Roylance, a 25-year energy industry veteran, noted that, under customer choice, "costs have gone from being a source of profit for retailers to a destroyer of profit." Roylance explained that, before competition, electric utilities earned profit on their "rate base," or their retail costs and physical assets like power plants and transmission wires, at a guaranteed rate of return. That increased incentives for utilities to spend more on operations than needed, because it meant that they had a larger rate base on which to earn a profit.
Under competition, where electric companies only make money by getting customers to choose them, costs have to be as low as possible in order to attract customers with low electricity rates, while offering great service. These lower operating costs will mean savings for Texas electric customers.

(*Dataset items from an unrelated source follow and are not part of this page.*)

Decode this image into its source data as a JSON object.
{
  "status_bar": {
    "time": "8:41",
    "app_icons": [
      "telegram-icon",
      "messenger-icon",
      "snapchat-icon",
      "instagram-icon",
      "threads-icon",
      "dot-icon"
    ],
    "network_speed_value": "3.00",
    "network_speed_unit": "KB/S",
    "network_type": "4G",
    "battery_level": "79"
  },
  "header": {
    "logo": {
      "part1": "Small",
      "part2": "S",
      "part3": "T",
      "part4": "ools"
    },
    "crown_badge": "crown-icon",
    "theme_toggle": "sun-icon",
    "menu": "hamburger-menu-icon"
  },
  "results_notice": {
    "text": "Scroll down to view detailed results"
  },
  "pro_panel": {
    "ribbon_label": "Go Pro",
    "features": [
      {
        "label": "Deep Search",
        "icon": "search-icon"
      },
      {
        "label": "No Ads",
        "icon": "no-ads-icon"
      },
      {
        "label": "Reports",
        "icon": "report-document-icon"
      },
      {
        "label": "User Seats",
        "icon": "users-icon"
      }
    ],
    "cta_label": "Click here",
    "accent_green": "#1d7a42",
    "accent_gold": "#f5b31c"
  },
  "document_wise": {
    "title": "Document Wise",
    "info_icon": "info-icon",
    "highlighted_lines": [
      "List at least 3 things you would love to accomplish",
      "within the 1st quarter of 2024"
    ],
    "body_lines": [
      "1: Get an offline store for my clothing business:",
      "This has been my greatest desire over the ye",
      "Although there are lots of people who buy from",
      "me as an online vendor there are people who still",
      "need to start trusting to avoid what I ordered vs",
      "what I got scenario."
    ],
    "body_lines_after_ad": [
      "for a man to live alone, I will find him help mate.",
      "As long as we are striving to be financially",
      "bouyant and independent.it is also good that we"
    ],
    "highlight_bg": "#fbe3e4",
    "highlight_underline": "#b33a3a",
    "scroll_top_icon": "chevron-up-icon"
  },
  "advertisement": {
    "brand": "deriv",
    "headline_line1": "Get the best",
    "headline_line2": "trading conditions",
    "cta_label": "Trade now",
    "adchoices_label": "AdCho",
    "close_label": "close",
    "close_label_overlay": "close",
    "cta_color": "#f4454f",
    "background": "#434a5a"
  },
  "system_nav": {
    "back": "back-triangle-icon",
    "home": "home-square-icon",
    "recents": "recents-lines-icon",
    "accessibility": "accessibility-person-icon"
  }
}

However, today's energy suppliers still have a "language problem" when it comes to offering customers lower rates and new products under competition, Roylance added. The industry still talks in kilowatt-hours, a measure of electric usage, but most customers do not think or talk in kilowatt-hours, Roylance said. Customers think in terms of how much they spend on their monthly electric bill ($100, $150), or how much it costs to set the thermostat at 78 degrees.
Roylance noted that there are some "enabling efforts" underway for energy suppliers to talk in a language more meaningful to customers, and is optimistic that customers will see a shift away from cents per kilowatt-hour to a flat monthly rate in describing the cost of an electricity plan, and in comparing different products.
The lack of a consumer-friendly language makes it "very confusing" today for customers to compare electric rates and providers, Roylance added. But also confusing for customers is the more than 100 offers available for residential customers from about 30 electric companies.
"SaveOnEnergy is part of the innovation that is trying to fill that gap," in customer awareness and understanding, Roylance said. SaveOnEnergy.com seeks out the attractive rates and providers, and posts the best electric rates and products in an easy to understand comparison, instead of a broad laundry list of general offers customers may see elsewhere.
Additionally, SaveOnEnergy.com allows customers to easily compare not just price, but also the many additional benefits that come with certain electricity plans. While Roylance noted that the value-adding benefits available from some energy providers (airline miles, gift certificates, renewable energy, convenient payment options) are only in their infancy compared to where they will be a few years from now, these bonus features are still attracting customers to electric companies that might not have the lowest rate in the market.
Over 5,000 Texans shop for a low electric rate on SaveOnEnergy.com every month, and about half of these Texans are choosing a plan that isn't one of the absolute lowest, because they're opting for a green product, or a product with airline miles, or a bill credit for signing up. "They’re searching for some other feature that meets their unique needs," Roylance explained, and SaveOnEnergy.com lets customers quickly identify the features and prices of different plans in a straightforward and simple format, so consumers can click, pick, save, and join the progressive Texans that are benefitting from competitive electricity rates in Texas.